I mean, wouldn’t it be amazing if both the men’s and women’s elite fields at UCI gravel worlds were disproportionately stacked with the names we’ve come to dub ‘gravel pros’ instead of roadie guys I’ve never heard of? Wouldn’t that make sense considering that gravel racing was born in the United States?
And yet, I understand why they’re not.
When the UCI announced that it wanted to dip its fingers into the gravel honey pot way back in January of 2020, “but we already have a Gravel Worlds” became the soundbite of the season. Our fiercely protective little gravel scene said, thanks but no thanks, take your sock height rules and go somewhere else.
Gravel race organizers basically said the same thing to USA Cycling that year when the governing body hosted a get-together to discuss if there was a way the renegade organizers and the vilified federation could get along.
I get it. Gravel is really special, and governing bodies have a reputation of screwing things up.
So, as someone does my best to cover gravel in all of its goodness, from the pointy end to the party in the back, I can tell you that it’s a bit challenging to apply the same enthusiasm to covering a world championship when hardly anyone from the community is showing up.
Despite the notable absence of US gravel talent at worlds this weekend (not to mention the fact that it’s not being held on American soil), I also think it’s worth pausing for a minute to consider what our own role in how things are — and aren’t —going down in Italy this weekend.
What I mean is, if we effectively chose not to participate in gravel worlds by refusing to help craft the event, host it, or even make it socially acceptable to want to race it, wasn’t it inevitable that someone else would write the script — and probably get it wrong?
Sure, who knows if the UCI would have listened if we said that men and women race the same distance or that courses should be technical and dynamic and include some random singletrack and water crossings. They may not have liked the course that Katerina Nash was helping design out in California. But on the other hand, maybe they would have listened. No one denies that gravel racing has flourished in the United States.
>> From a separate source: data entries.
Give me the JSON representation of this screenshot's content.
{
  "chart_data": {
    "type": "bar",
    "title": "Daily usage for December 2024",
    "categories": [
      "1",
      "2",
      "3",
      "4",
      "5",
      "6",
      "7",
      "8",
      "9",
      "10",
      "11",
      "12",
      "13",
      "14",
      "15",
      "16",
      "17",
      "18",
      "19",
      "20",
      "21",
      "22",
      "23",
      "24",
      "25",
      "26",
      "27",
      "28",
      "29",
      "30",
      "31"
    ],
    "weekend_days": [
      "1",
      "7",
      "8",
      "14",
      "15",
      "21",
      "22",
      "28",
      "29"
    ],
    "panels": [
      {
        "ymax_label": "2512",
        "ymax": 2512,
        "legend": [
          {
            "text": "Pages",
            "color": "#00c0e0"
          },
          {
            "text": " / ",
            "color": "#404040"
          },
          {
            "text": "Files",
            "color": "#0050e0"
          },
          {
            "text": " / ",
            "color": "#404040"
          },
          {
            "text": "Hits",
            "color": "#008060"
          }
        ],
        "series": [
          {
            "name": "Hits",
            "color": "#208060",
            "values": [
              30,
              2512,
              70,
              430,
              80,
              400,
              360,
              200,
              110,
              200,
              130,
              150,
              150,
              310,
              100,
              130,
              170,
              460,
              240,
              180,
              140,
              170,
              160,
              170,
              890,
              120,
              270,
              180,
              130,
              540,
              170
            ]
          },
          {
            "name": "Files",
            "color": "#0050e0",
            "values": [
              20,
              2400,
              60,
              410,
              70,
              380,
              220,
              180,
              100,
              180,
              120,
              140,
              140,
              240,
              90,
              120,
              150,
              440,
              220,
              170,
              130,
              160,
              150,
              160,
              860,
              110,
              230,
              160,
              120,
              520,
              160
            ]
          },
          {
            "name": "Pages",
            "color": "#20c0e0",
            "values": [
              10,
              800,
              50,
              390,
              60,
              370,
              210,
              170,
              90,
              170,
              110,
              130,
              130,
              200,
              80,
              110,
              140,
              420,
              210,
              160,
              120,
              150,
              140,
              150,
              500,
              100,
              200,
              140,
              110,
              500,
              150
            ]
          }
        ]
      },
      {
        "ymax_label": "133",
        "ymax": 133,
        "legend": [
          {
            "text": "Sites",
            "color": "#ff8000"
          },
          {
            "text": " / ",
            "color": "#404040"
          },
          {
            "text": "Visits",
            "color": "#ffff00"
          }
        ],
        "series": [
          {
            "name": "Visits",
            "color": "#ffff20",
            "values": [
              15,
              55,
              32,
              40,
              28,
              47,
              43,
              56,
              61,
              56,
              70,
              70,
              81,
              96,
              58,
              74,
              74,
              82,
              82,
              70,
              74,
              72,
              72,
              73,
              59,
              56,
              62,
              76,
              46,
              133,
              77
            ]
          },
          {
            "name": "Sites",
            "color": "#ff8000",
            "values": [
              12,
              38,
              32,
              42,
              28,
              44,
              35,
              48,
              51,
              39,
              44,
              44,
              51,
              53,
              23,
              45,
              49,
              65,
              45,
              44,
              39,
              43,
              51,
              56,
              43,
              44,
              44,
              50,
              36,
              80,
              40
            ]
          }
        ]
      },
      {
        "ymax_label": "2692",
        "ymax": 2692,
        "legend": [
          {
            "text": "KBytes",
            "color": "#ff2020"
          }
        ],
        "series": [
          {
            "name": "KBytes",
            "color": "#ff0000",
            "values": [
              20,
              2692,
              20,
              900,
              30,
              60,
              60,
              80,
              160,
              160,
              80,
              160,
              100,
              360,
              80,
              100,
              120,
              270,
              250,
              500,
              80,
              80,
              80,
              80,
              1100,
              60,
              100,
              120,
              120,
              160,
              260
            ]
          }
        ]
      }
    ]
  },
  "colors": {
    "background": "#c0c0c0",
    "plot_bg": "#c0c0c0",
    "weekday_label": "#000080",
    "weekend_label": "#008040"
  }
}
So now we’re standing on the sidelines, paying just enough attention to talk shit. I don’t think it’s the most thoughtful approach.

Instead of blaming and shaming, we should take a deep breath. As much as I wish this race looked more like Unbound or BWR or Grinduro, it just doesn’t. In fact, the UCI borrowed the script for gravel worlds from Gran Fondo. As disappointing as that may be, we don’t need to feel threatened or defensive — Big Sugar Gravel will be here in no time, with its shakeout rides and brewery aid station and pros racing very fast at the front (remember— we already have our own problems).
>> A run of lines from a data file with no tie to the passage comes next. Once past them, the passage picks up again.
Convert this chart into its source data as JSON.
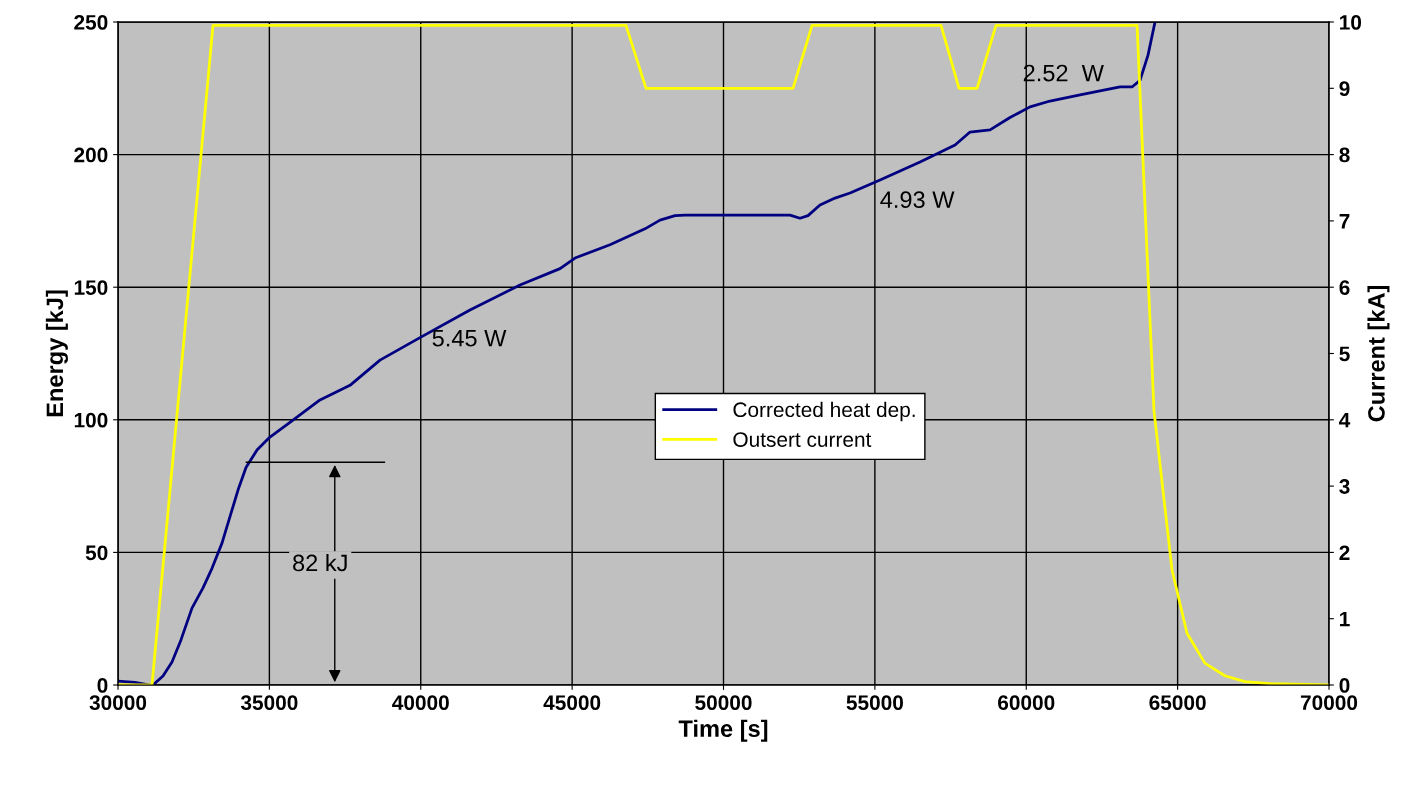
{
  "chart_data": {
    "type": "line",
    "xlabel": "Time [s]",
    "ylabel": "Energy [kJ]",
    "y2label": "Current [kA]",
    "xlim": [
      30000,
      70000
    ],
    "xticks": [
      30000,
      35000,
      40000,
      45000,
      50000,
      55000,
      60000,
      65000,
      70000
    ],
    "ylim": [
      0,
      250
    ],
    "yticks": [
      0,
      50,
      100,
      150,
      200,
      250
    ],
    "y2lim": [
      0,
      10
    ],
    "y2ticks": [
      0,
      1,
      2,
      3,
      4,
      5,
      6,
      7,
      8,
      9,
      10
    ],
    "grid": true,
    "legend": "center",
    "marker": "none",
    "line_style": "solid",
    "series": [
      {
        "name": "Corrected heat dep.",
        "color": "#000080",
        "x": [
          30000,
          30560,
          31057,
          31156,
          31486,
          31784,
          32080,
          32444,
          32808,
          33105,
          33435,
          33766,
          33964,
          34228,
          34591,
          35020,
          35680,
          36672,
          37663,
          38654,
          39975,
          41627,
          43278,
          44600,
          45095,
          46251,
          47407,
          47903,
          48399,
          48729,
          52197,
          52527,
          52792,
          53188,
          53684,
          54180,
          55171,
          56492,
          57648,
          58143,
          58804,
          59464,
          60125,
          60786,
          61777,
          63098,
          63494,
          63758,
          64022,
          64253
        ],
        "values": [
          1.5,
          1,
          0,
          0,
          3.4,
          8.7,
          17,
          29,
          36.6,
          44,
          53.5,
          66,
          73.5,
          82,
          88.6,
          93.5,
          99,
          107.5,
          113,
          122.5,
          131,
          141.4,
          150.8,
          157,
          161,
          166,
          172,
          175.3,
          177,
          177.2,
          177.2,
          176,
          177,
          181,
          183.6,
          185.5,
          190.4,
          197.2,
          203.6,
          208.5,
          209.3,
          214,
          218,
          220.2,
          222.5,
          225.5,
          225.5,
          228,
          237.5,
          250
        ]
      },
      {
        "name": "Outsert current",
        "color": "#ffff00",
        "axis": "y2",
        "x": [
          30000,
          31123,
          33138,
          46780,
          47440,
          52296,
          52924,
          57185,
          57780,
          58374,
          59000,
          63660,
          64220,
          64816,
          65310,
          65900,
          66560,
          67220,
          68050,
          70000
        ],
        "values": [
          0,
          0,
          9.95,
          9.95,
          9.0,
          9.0,
          9.95,
          9.95,
          9.0,
          9.0,
          9.95,
          9.95,
          4.13,
          1.73,
          0.78,
          0.33,
          0.14,
          0.05,
          0.02,
          0
        ]
      }
    ],
    "annotations": [
      "5.45 W",
      "4.93 W",
      "2.52  W",
      "82 kJ"
    ]
  }
}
Hey, we might even learn something from UCI worlds if we’re willing — I know I’m not the only one who’s excited to see women racing together — and maybe the event will evolve to be more representative of gravel ‘as we know it’ in the future.
More than that, I just suggest that we broaden our way of thinking. To be willing to consider UCI gravel worlds and Gravel Worlds with a ‘two things can be true at once’ approach. Especially if the world champs becomes an actual gravel race, with actual gravel pros racing on actual gravel courses. Wouldn’t that be neat for some people? If a gravel world championship could be yet another way to inspire young riders to get on bikes and pursue professional cycling?
After all, that’s what LdC, Sturmy, Lauren, Emily, and Holly are doing. So, let’s holler like hell for them this weekend. And for our gravel buds representing other countries, like Lachlan Morton and Sofia.
And definitely for the Rane Roattas.
Because my suspicion is that if someone comes home with a new jersey next week, cheers will ring out over social media. Better yet, I hope we’ll roll out the rainbow striped carpet for him or her at all of our own gravel races, even if — especially if — the UCI tries to tell us that we can’t.